Windows Update is fine if you've just got 1 system. Now, imagine you've got to patch 30,000 systems in 700 offices in 43 states, and you don't have any access to the main keyboard. And you can't use automatic updates because IT has to vet the patches before they're installed to make sure they won't make inoperable third-party software which your business depends on being operational.
...but the only people who are going to care about vulernabilities are server admins not mr. pda user
Actually, since Microsoft has stated one of its ultimate goals is to have only one codebase for all of their versions of OS, mr. PDA had damned well better be concerned about the same vulnerabilities the "server admins" are concerned about. Search Microsoft's web site for their version of the "smart" home. Then, think to yourself, if my entire home is running Microsoft OS, and MS has achieved their goal of every appliance being internet enabled, what happens when the Slammer2008 (or whatever) worm hits? It won't be just you locked out of your PC, but you locked out of your home. It won't be a matter of your e-mail client filling up, and annoying you with 600+ "emails" an hour, it will be your house cooking every bit of food you have stored, at 500 degrees, all afternoon while you're at work. I could go on, but what's the point? Call me a paranoid, but I have a cabin in the hills, which will not be automated.

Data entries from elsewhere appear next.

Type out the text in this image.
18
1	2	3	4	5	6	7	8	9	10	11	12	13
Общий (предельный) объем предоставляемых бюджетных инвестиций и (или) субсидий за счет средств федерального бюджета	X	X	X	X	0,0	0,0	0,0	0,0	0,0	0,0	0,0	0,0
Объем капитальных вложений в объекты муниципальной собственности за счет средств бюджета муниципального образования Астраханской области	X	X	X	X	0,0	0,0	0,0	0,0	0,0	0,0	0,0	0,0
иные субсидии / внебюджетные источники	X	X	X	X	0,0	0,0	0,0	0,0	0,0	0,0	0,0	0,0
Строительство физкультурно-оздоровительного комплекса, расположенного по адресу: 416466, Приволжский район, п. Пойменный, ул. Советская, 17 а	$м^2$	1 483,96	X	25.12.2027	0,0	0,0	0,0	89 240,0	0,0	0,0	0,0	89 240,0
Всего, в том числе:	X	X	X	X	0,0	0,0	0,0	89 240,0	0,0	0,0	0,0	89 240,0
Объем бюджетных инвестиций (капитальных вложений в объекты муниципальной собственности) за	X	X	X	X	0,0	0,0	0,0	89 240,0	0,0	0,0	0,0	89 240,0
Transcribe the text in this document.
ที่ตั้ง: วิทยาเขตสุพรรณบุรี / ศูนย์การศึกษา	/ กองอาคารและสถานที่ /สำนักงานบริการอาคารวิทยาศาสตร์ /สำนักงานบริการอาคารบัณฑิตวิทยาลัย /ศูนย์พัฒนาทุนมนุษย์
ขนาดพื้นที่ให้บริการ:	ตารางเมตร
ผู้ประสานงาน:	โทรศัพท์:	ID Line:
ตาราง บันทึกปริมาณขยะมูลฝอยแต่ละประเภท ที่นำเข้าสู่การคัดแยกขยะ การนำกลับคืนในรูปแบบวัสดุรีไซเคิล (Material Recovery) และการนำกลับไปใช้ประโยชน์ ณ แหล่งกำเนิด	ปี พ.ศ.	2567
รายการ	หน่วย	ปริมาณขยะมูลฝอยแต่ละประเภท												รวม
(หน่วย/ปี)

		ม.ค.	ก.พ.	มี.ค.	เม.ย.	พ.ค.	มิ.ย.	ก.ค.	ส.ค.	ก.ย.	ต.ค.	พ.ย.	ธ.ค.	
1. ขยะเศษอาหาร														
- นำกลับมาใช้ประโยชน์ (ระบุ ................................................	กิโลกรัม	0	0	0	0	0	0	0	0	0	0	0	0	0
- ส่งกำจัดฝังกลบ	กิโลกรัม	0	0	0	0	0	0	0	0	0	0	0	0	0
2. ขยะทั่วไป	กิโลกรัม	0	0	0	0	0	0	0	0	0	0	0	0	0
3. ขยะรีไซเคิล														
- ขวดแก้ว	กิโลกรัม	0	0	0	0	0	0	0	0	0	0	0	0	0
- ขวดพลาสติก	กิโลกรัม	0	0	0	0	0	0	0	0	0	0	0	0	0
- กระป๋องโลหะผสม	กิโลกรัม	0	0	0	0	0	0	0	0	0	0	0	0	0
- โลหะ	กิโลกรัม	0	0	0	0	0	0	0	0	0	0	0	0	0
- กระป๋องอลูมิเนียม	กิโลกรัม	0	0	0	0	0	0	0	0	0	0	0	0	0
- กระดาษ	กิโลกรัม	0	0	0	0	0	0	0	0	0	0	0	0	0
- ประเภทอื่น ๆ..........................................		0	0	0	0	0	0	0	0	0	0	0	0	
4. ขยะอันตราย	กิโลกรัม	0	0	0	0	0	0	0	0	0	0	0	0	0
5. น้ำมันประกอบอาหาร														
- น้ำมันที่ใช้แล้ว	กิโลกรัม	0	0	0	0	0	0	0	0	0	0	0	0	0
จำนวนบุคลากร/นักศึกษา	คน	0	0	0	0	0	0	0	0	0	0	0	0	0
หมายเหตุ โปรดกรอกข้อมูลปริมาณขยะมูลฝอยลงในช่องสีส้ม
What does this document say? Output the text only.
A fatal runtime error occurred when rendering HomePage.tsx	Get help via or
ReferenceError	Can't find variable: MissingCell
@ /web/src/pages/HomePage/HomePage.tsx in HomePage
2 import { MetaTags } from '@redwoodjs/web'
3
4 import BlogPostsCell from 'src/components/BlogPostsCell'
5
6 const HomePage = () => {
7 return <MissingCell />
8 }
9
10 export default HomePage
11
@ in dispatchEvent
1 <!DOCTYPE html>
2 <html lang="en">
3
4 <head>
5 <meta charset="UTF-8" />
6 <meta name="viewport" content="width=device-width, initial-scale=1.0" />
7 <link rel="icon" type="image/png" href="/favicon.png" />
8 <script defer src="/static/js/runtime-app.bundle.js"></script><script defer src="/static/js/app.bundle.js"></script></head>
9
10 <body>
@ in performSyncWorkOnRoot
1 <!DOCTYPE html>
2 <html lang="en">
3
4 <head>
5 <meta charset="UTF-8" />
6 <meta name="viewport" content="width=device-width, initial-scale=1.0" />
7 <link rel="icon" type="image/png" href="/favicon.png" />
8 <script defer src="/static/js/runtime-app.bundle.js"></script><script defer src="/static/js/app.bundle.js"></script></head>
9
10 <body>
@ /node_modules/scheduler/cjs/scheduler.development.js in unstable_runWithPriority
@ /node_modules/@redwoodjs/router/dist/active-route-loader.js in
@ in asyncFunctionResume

As an interesting side note, Microsoft has stated they could not afford (even with >$50BILLION) to go back to the drawing board and rewrite their OS in a modern and secure manner. They are now telling AMD and Intel to enable code security in the CPU. Must be nice to make others clean up your own mess all the time, huh?
For those who describe their systems as 'boxen', do you order multiple 'boxen' of corn flakes also?